Sur le blog Humanisme et Connectivité, Andrés Schuschny a publié un article intitulé Séisme. Il parle ainsi des pillages :

Es terrible como una catástrofe natural desenmascara el rostro de la desigualdad de un país cuyos dirigentes no quieren asumirla. Porque, por ejemplo, si el 10% de los ingresos del cobre se hubieran, hace años, destinado a la educación pública y los servicios sociales (deudas siempre pendientes en la región) y no a incrementar los presupuestos militares, las compras de armamento sofisticado y el pasaporte a vidas de lujo por parte de los militares de alto rango, tal vez otra sería la historia y los “comunicadores” del sistema no estarían ahora refiriéndose “al LUMPEN” como una caterba de extraterrestres desbocados que afloran sin razón.
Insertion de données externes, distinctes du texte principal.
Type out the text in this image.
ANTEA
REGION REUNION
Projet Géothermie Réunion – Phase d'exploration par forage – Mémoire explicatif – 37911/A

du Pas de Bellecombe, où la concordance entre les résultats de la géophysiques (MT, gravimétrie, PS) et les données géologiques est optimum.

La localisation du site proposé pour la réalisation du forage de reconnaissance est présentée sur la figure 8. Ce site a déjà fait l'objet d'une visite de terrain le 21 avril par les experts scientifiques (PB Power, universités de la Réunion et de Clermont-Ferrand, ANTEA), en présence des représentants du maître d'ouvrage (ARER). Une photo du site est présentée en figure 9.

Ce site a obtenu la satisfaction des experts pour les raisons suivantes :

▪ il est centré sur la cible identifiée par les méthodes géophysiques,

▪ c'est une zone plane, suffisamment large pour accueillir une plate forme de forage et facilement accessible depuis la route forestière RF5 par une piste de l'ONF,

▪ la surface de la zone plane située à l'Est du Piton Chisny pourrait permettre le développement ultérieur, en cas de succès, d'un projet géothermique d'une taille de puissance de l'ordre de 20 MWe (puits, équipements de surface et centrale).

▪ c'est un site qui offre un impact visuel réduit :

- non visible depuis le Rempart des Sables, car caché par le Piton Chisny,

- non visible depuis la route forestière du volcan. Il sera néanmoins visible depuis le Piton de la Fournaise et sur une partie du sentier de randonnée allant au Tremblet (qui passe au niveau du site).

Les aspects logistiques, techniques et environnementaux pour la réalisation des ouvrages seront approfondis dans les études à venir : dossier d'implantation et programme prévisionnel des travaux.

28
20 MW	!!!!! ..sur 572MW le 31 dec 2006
C'est terrible comme une catastrophe naturelle peut dévoiler le visage de l'inégalité dans un pays où le gouvernement refuse de l'accepter. Car, par exemple, si 10 % des revenus provenant de l'exploitation du cuivre avaient été investis depuis longtemps, dans l'enseignement public et les services sociaux (la région est toujours endettée) et non pour augmenter les budgets de l'armée, acheter des armes sophistiquées et un passeport pour une vie de luxe pour les membres hauts placés de la milice, peut-être que les “communicateurs” de notre système ne feraient pas référence au lumpen prolétariat (classe sociale la plus basse) comme à une horde d'aliens incontrôlables qui ont fait surface sans raisons apparentes.

Le Chili, grâce à une économie prospère et en croissante au cours des dernières décennies, est considéré comme un pays avec un “important développement humain” par le Programme des Nations unies pour le développement (PNUD). Néanmoins, les inégalités de la redistribution des revenus du pays font ombre à cette croissance économique. D'après les données du rapport sur le développement humain 2009 du PNUD (format pdf) [en anglais], le Chili est classé 124ème sur 147 pays  dont on connait le coefficient de Gini [en français] (mesure utilisée pour calculer le degré d'inégalité de la distribution des revenus), alors qu'il est classé 44ème en termes de développement humain.